India`s Oilmeal Exports Dip 2.4% on Weaker Demand by Amit Gupta, Kedia Advisory

India’s oilmeal exports declined by 2.4% to 15.16 lakh tonnes during April-July 2025-26, mainly due to lower shipments of soyabean, rapeseed, and castorseed meals. Exports in July alone fell 7% year-on-year. Despite the overall dip, rapeseed meal exports to China surged sharply to 2.77 lakh tonnes, supported by India’s strong price competitiveness at $195 per tonne against global levels of $236. Meanwhile, SEA has urged the government to lift the export ban on de-oiled rice bran, as prices have dropped significantly. Lower kharif oilseed acreage is also a concern, though favorable monsoon conditions support crop prospects.
Key Highlights
* Oilmeal exports fell 2.4% to 15.16 lt in April-July.
* Rapeseed meal exports to China jumped nearly 23-fold.
* India maintained price edge at $195/tonne vs Hamburg $236.
* SEA urged lifting ban on de-oiled rice bran exports.
* Kharif oilseed acreage declined to 178.64 lh from 185.38 lh.
India’s oilmeal exports witnessed a 2.4 per cent decline during April-July 2025-26, slipping to 15.16 lakh tonnes against 15.54 lakh tonnes in the same period last year. In July alone, shipments fell by 7 per cent year-on-year to 4.22 lakh tonnes. The fall was largely attributed to weaker exports of soyabean meal, rapeseed meal, and castorseed meal.
However, rapeseed meal showed resilience with strong overseas demand, particularly from China. Between April and July, China imported 2.77 lakh tonnes of Indian rapeseed meal, a dramatic rise from just 12,011 tonnes last year. This surge was supported by India’s pricing advantage, with domestic ex-mill prices at $195 per tonne compared to Hamburg’s $236. The country’s geographical proximity to key Asian markets also enhanced its competitiveness, positioning India as a reliable supplier.
On the policy front, the Solvent Extractors’ Association (SEA) has appealed to the government to lift the ban on de-oiled rice bran exports. Before the prohibition in July 2023, India exported 5–6 lakh tonnes annually, mainly to Vietnam and Thailand. With prices now at lower levels, SEA believes lifting restrictions will help dispose of surplus and regain India’s market position.

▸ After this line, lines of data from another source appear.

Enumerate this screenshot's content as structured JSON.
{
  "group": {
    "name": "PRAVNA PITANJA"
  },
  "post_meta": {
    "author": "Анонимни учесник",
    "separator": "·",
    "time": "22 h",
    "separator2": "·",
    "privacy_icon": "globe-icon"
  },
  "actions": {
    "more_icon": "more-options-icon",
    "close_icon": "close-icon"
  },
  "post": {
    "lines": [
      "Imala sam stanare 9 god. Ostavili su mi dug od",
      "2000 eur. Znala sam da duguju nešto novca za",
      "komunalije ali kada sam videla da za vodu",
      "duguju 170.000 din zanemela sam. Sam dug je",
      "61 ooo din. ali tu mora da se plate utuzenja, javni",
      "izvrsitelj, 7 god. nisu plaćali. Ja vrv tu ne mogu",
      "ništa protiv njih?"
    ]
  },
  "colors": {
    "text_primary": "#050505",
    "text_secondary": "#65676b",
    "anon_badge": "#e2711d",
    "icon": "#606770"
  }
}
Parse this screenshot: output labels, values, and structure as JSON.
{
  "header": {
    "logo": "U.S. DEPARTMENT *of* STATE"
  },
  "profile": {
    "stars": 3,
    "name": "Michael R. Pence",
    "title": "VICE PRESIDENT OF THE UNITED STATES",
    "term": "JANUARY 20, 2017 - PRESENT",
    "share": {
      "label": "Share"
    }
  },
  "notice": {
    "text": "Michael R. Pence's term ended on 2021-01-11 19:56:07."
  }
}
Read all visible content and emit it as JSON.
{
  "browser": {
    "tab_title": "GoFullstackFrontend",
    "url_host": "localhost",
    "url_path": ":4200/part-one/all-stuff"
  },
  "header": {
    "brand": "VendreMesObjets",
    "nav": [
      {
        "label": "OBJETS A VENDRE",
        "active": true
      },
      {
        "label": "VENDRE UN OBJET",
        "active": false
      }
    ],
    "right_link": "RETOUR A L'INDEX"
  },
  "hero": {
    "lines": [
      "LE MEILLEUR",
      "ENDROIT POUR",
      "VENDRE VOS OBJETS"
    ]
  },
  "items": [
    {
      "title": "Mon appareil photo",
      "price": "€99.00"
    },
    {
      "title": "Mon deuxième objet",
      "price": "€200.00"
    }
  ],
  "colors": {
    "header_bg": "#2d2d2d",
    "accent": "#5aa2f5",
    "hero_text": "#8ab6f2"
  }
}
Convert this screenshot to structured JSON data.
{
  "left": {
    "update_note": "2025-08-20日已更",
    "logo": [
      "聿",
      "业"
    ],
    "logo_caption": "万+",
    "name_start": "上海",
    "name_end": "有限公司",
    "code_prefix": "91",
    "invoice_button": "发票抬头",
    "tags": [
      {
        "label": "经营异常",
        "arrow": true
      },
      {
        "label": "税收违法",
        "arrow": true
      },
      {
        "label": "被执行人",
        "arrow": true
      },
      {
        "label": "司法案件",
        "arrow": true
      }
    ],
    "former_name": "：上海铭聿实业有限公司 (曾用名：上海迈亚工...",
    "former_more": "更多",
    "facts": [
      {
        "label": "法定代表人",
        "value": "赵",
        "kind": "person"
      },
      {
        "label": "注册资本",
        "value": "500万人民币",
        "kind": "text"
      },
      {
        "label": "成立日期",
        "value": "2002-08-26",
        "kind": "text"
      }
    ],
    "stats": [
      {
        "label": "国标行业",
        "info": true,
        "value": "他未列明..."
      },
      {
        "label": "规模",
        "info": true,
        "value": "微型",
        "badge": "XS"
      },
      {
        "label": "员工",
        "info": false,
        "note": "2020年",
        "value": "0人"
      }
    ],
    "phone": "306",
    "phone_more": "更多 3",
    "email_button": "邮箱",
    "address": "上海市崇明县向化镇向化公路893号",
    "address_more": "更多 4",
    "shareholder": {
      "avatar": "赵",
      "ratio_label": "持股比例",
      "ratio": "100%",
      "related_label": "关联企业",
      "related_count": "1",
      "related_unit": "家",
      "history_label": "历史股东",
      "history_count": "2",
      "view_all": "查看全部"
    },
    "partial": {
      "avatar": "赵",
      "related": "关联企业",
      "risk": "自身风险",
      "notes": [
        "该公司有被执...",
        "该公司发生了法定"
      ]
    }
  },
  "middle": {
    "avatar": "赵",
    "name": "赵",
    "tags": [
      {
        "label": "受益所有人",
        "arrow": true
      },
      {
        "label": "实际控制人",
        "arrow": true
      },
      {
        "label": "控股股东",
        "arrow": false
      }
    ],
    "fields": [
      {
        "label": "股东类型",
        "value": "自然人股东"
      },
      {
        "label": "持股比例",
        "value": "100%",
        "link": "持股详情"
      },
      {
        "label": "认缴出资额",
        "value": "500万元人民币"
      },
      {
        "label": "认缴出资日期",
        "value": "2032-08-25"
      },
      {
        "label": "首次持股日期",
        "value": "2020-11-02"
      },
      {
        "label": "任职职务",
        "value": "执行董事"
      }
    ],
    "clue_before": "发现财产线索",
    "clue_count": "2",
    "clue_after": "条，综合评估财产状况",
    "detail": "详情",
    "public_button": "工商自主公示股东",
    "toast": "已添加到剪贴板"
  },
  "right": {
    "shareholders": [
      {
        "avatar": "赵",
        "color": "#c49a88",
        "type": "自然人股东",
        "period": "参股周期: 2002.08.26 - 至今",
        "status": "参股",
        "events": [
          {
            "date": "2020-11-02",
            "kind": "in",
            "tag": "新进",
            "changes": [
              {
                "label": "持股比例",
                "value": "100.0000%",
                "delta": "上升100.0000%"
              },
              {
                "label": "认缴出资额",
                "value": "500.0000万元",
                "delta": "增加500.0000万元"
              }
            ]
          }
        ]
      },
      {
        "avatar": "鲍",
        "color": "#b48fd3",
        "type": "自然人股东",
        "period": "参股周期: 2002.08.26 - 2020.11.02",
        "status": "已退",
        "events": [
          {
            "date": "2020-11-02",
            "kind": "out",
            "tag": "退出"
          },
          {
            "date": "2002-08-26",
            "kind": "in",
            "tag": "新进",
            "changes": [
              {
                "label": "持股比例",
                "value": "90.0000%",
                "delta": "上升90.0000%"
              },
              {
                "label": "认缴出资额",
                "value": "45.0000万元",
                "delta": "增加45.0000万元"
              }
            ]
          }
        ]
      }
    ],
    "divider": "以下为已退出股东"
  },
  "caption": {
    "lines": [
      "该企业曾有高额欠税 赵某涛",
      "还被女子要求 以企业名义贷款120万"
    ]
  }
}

Meanwhile, kharif oilseed acreage has dropped to 178.64 lakh hectares from 185.38 lakh hectares last year. Groundnut and soyabean have seen notable declines, with acreage slipping to 43.98 lh and 119.82 lh, respectively. Despite this, a favorable monsoon is expected to support overall crop output, though price volatility may influence final planting trends.
In conclusion, India’s oilmeal exports face short-term pressure, but strong Chinese demand, competitive pricing, and supportive monsoon conditions may help stabilize the market in the coming months.